Due to the fact that Commercial Vehicle Group, Inc. (NASDAQ:CVGI) has witnessed falling interest from hedge fund managers, we can see that there is a sect of hedgies who were dropping their positions entirely in the third quarter. It's worth mentioning that Ali Motamed's Invenomic Capital Management dumped the largest stake of the "upper crust" of funds monitored by Insider Monkey, worth close to $0.3 million in stock. Donald Sussman's fund, Paloma Partners, also cut its stock, about $0.2 million worth. These transactions are interesting, as aggregate hedge fund interest fell by 1 funds in the third quarter.
Let's now review hedge fund activity in other stocks - not necessarily in the same industry as Commercial Vehicle Group, Inc. (NASDAQ:CVGI) but similarly valued. These stocks are Horizon Technology Finance Corp (NASDAQ:HRZN), Auryn Resources Inc. (NYSE:AUG), Priority Technology Holdings, Inc. (NASDAQ:PRTH), StarTek, Inc. (NYSE:SRT), Southern National Bancorp of Virginia, Inc (NASDAQ:SONA), Energy Fuels Inc (NYSE:UUUU), and Nathan's Famous, Inc. (NASDAQ:NATH). All of these stocks' market caps match CVGI's market cap.
[table] Ticker, No of HFs with positions, Total Value of HF Positions (x1000), Change in HF Position HRZN,2,2270,0 AUG,5,3610,2 PRTH,2,1652,-1 SRT,2,4387,-1 SONA,9,8507,-1 UUUU,3,953,-3 NATH,5,25066,1 Average,4,6635,-0.4 [/table]

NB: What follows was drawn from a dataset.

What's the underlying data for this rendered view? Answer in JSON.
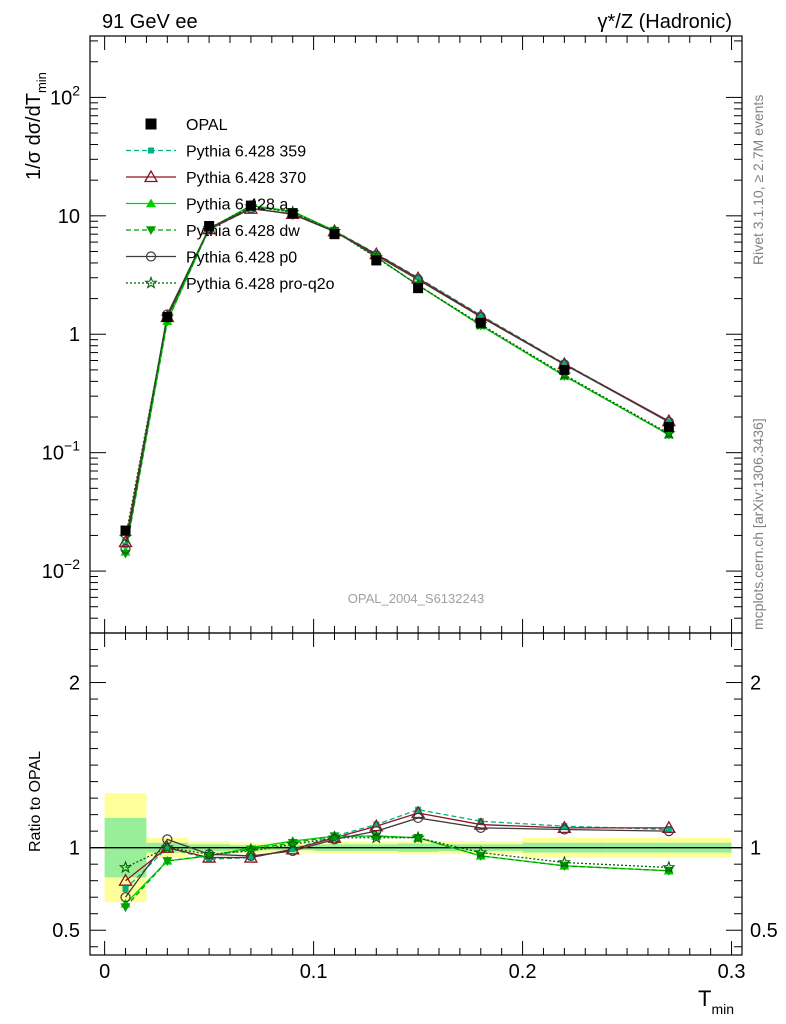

As you can see these stocks had an average of 4 hedge funds with bullish positions and the average amount invested in these stocks was $7 million. That figure was $36 million in CVGI's case. Southern National Bancorp of Virginia, Inc (NASDAQ:SONA) is the most popular stock in this table. On the other hand Horizon Technology Finance Corp (NASDAQ:HRZN) is the least popular one with only 2 bullish hedge fund positions. Compared to these stocks Commercial Vehicle Group, Inc. (NASDAQ:CVGI) is more popular among hedge funds. Our overall hedge fund sentiment score for CVGI is 78. Stocks with higher number of hedge fund positions relative to other stocks as well as relative to their historical range receive a higher sentiment score. Our calculations showed that top 20 most popular stocks among hedge funds returned 41.3% in 2019 and outperformed the S&P 500 ETF (SPY) by 10 percentage points. These stocks returned 32.9% in 2020 through December 8th but still managed to beat the market by 16.2 percentage points. Hedge funds were also right about betting on CVGI as the stock returned 30% since the end of September (through 12/8) and outperformed the market by an even larger margin. Hedge funds were clearly right about piling into this stock relative to other stocks with similar market capitalizations.